Some of Americans’ favorite conspiracy theories are related to control, the electoral process and powerful people, according to a 2023 YouGov poll. For instance, 41% of respondents believed that, regardless of who is in power, “there is a single group of people who secretly control events and rule the world together”; 31% believed Barack Obama was not born in the US; and 29% believed voting machines were programmed to change votes in the 2020 election.

But it’s a vicious cycle. Engaging with misinformation “exacerbates feelings of loss of control, so feelings of learned helplessness get worse over time”, Farhart says.

People cope with such feelings differently. Some respond by disengaging from certain parts of the political process, like voting. This is more common among low-income communities and communities that have been historically or systematically marginalized by traditional institutions, Farhart says.

“That doesn’t mean they’re completely disengaging from politics,” she clarifies.

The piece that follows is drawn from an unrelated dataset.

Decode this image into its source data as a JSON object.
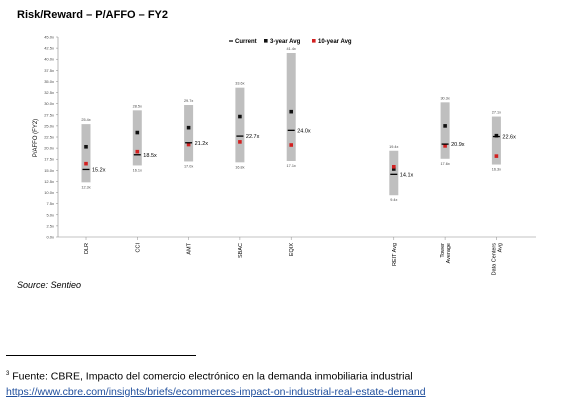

Individuals from these communities might be more likely to find ways to express their political voice outside the formal political system, she explains, “with protests or rallying”.

Is there a way to counter learned helplessness?

On an individual level, people can overcome learned helplessness by reframing how they perceive events. As Seligman explained in a 2017 paper looking back at the impact of the theory he helped develop 50 years earlier, the “inescapability itself was not enough to produce anything more than momentary helplessness”.

What determined how long and how severely people felt helpless was the story they told themselves about the inescapability. Those who attributed their helplessness to “permanent causes”, meaning problems that will always be unsolvable, showed long-term helplessness, while those who attributed their helplessness to temporary causes overcame it more quickly.

People can work on this reframing with the help of tools like therapy, Seligman says – specifically, cognitive behavioral therapy, which provides individuals with tools to “reduce destructive negative thoughts and emotions”.

But experts emphasized that one of the most effective ways to overcome feelings of helplessness is for people to build community.

“We live in a very individualistic society,” says Andria Chatmon, a community organizer for the group Empower DC in Washington DC. She says that individuals often feel like they have to work through issues by themselves. But when they’re able to see that other people from their community are facing the same issues, “it encourages more action”, she says.

“It really helps people to see that their voices matter when they’re in a collective and that they’re a part of something. Especially when they’re from groups that have typically been excluded,” Chatmon adds.

Bloom says that working together in groups – attending protests, community organizing or participating in get-out-the-vote initiatives – “is our only hope.”

“We have to get together, have fun, enjoy each other’s company, and try to get something done,” she says.